Mit anderen Worten, der Portalanbieter gibt im Impressum zu, Kenntnis davon zu haben und dies zu dulden, ja er stellt den verlinkenden Seiten gar sein Impressum zur Verfügung. Meines Erachtens kann das vor Gericht auch als Vorsatz gewertet werden. Ob diese Haftungsausschluss-Formulierungen im Impressum überhaupt rechtliche Relevanz hat?

Gruß
Matthias


----------



## haudraufundschluss (5 September 2005)

tuxedo schrieb:
			
		

> Ob diese Haftungsausschluss-Formulierungen im Impressum überhaupt rechtliche Relevanz hat?


Wenn es sich um ein "Partnerprogramm" handelt, dann entscheidet der Seiteninhaber ja auch, mit wem er da Partnerschaften eingeht. Von daher würde ich mich das auch fragen...

Witzig finde ich die Möglichkeit, Handy-Abos direkt auf der Seite zu "stornieren". Ich kenne zumindest den Unterschied zwischen Kündigen und Stornieren...


----------



## tuxedo (5 September 2005)

Der Portalanbieter stellt ja sogar eigene inhalte unter dem Logo des verlinkenden "Partners" zur Verfügung. Also, eigentlich kann er sich da nicht einfach so aus Verantwortung stehlen, mit einer solchen Formulierung im Impressum. Nennen das gewisse Rechtsanwälte nicht sogar "zu eigen machen"?  :holy: 

Gruß
Matthias


----------



## Reducal (5 September 2005)

tuxedo schrieb:
			
		

> Nennen das gewisse Rechtsanwälte nicht sogar "zu eigen machen"?





			
				tuxedo schrieb:
			
		

> Meines Erachtens kann das vor Gericht auch als Vorsatz gewertet werden.

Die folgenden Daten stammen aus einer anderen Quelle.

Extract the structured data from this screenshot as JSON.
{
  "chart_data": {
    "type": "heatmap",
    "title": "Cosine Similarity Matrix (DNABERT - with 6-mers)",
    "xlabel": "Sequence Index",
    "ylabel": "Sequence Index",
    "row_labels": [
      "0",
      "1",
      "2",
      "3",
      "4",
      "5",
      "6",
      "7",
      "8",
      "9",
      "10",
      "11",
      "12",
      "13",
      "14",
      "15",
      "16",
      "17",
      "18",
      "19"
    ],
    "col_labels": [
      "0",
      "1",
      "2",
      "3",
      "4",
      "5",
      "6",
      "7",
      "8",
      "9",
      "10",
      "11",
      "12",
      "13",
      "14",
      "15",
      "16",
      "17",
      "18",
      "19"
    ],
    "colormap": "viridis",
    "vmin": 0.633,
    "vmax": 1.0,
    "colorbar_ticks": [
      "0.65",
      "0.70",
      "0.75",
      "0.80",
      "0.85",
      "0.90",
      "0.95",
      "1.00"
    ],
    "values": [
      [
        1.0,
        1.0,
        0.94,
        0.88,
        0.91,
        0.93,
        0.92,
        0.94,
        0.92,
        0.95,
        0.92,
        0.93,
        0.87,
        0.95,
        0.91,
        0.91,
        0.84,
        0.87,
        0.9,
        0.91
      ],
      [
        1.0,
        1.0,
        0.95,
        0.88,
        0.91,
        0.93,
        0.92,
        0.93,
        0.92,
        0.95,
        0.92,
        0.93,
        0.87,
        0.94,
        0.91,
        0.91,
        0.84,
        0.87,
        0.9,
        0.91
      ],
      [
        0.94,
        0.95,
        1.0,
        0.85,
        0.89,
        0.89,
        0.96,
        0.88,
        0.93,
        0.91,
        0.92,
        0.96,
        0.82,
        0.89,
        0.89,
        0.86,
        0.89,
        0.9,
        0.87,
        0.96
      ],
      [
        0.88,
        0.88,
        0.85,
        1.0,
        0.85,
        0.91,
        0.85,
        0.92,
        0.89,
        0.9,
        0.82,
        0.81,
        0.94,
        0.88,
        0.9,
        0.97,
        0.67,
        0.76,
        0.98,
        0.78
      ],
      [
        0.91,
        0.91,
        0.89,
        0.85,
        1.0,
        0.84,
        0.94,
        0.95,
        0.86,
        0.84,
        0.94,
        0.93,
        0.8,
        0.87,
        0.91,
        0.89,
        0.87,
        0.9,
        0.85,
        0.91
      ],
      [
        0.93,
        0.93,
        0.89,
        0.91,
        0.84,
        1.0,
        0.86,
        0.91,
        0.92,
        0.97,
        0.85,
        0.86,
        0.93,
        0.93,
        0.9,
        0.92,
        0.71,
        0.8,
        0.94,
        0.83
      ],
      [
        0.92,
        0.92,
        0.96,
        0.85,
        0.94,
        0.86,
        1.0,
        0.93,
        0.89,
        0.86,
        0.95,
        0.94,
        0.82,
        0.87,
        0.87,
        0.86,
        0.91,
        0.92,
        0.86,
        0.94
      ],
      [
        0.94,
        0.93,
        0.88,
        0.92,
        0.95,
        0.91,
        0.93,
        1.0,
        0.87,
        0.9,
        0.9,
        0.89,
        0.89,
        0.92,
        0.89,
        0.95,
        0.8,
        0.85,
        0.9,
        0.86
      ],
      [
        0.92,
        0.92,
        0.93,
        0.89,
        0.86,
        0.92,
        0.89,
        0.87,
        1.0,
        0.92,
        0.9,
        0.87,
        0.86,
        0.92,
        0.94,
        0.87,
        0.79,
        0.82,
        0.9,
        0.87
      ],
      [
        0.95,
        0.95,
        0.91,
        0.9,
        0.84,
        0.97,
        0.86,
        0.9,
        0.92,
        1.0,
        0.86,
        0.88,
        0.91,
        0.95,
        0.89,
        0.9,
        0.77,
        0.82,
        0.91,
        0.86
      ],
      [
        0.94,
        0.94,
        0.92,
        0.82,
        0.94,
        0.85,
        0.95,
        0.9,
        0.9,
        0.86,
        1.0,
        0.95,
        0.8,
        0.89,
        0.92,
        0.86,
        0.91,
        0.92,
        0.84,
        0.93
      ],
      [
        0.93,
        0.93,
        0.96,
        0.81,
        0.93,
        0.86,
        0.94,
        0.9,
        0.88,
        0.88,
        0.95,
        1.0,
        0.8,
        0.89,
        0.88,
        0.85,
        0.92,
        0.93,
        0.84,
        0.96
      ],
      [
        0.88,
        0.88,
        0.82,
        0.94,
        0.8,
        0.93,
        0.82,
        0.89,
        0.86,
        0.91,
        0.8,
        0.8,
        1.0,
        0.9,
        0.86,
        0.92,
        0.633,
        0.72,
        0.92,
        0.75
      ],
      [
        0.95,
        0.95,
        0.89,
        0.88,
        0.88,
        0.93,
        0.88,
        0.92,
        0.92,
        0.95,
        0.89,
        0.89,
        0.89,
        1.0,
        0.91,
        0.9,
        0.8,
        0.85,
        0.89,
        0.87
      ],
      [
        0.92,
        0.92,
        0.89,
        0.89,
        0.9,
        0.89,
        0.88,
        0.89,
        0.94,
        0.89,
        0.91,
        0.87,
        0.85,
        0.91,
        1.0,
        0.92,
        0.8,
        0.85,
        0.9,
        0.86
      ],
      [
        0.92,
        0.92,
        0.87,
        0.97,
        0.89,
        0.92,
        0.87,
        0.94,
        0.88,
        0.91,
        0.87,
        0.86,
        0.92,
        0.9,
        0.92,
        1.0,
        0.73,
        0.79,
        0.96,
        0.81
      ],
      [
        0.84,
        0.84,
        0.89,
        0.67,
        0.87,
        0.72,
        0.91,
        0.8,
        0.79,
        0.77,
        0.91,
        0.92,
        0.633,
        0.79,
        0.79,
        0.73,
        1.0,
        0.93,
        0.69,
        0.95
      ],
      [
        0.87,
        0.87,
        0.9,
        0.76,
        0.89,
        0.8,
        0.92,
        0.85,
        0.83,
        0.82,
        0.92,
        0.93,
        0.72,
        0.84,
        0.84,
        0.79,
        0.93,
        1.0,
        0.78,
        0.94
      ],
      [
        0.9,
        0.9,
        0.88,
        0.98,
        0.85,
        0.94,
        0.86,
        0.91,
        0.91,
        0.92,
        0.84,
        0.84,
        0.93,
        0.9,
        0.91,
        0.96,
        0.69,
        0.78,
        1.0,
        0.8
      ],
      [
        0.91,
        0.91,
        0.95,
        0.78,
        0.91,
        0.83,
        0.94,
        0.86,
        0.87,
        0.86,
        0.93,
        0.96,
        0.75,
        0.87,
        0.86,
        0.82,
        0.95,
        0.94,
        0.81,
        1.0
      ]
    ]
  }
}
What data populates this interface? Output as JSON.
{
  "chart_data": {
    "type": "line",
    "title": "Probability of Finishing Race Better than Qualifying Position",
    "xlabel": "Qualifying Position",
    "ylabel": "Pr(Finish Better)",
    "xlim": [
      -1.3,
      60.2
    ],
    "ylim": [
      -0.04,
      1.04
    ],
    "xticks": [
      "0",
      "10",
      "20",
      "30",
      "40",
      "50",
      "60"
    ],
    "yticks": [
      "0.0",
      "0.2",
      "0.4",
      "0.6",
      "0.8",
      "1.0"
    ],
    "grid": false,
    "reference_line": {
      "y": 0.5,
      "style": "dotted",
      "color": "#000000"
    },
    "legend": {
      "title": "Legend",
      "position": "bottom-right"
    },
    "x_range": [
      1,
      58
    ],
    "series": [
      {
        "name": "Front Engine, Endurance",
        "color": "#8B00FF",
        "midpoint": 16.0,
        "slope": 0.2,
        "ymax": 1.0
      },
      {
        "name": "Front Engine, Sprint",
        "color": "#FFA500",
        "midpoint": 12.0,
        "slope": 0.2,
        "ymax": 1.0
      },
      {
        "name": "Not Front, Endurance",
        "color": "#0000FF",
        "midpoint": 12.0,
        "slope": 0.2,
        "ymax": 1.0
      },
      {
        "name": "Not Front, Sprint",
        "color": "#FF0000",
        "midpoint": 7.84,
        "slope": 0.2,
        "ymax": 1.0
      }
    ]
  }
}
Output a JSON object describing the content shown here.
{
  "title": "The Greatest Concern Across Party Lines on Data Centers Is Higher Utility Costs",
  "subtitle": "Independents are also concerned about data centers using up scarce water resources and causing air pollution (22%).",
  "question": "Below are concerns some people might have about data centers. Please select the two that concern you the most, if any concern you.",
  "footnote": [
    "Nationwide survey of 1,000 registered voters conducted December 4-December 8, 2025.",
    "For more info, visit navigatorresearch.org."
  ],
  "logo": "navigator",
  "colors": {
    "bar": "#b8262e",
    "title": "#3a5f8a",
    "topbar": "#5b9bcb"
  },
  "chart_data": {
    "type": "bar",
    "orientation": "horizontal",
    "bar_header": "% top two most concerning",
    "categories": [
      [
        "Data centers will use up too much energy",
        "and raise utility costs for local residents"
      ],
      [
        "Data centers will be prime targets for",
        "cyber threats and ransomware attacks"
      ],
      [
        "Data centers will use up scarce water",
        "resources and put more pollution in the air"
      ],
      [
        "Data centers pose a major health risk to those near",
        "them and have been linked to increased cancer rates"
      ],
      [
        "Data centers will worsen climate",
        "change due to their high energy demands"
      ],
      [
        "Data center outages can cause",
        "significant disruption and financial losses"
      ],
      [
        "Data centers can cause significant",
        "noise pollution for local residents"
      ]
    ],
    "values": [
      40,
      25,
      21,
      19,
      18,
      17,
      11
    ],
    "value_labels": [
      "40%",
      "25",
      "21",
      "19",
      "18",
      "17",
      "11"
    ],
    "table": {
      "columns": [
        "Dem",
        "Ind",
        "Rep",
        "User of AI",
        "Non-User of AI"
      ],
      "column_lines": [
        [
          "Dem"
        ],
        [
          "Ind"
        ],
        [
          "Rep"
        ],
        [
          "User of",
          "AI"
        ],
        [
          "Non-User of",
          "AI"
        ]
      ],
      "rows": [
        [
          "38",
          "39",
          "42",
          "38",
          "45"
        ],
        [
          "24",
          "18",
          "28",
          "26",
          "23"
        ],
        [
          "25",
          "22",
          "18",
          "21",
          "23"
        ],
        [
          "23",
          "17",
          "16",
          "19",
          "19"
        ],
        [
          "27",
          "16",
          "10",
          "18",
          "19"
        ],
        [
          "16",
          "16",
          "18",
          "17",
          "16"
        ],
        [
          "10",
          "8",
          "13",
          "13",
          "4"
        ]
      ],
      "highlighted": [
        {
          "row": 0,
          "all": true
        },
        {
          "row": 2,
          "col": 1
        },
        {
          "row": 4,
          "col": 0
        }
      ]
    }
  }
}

...aber wo kein Kläger, da ist auch kein Richter!


----------



## tuxedo (5 September 2005)

Reducal schrieb:
			
		

> tuxedo schrieb:
> 
> 
> 
> ...



Das stimmt allerdings.
Nun, vielleicht pfupfert es doch einen Konkurrenten irgendwann, der dann Schritte zur "Klärung" einleiten wird...

Oder der Namens-/Markeninhaber meldet sich mit entsprechender juristischer Kostennote...

Gruß
Matthias


----------



## Wembley (5 September 2005)

Reducal schrieb:
			
		

> aber wo kein Kläger, da ist auch kein *Richter*!



Na der wäre ja sicher gerne mit von der Partie.   



> daß wir für *Domains* (insbesonders für deren Meta-Tags und Namensgebung) die *auf unser Partnerprogramm verlinken *und nicht in unserem Besitz sind, keine Haftung übernehmen können.



Also hier wird der Eindruck erweckt, als sei man bösen Verlinkern schutzlos ausgesetzt. 
In dem Sinne verlinkt ja kaum jemand auf das Partnerprogramm, sondern diese "Verlinker" sind samt ihrer Domains Teil davon.

Kurzum: Man verdient gerne durch und mit dem "Verlinker", aber wenn es heikel wird, will man mit ihm nix zu tun haben.

Gruß
Wembley


----------



## Anonymous (5 September 2005)

die Frage war doch irgendwie ne andere. schauts euch noch mal an


----------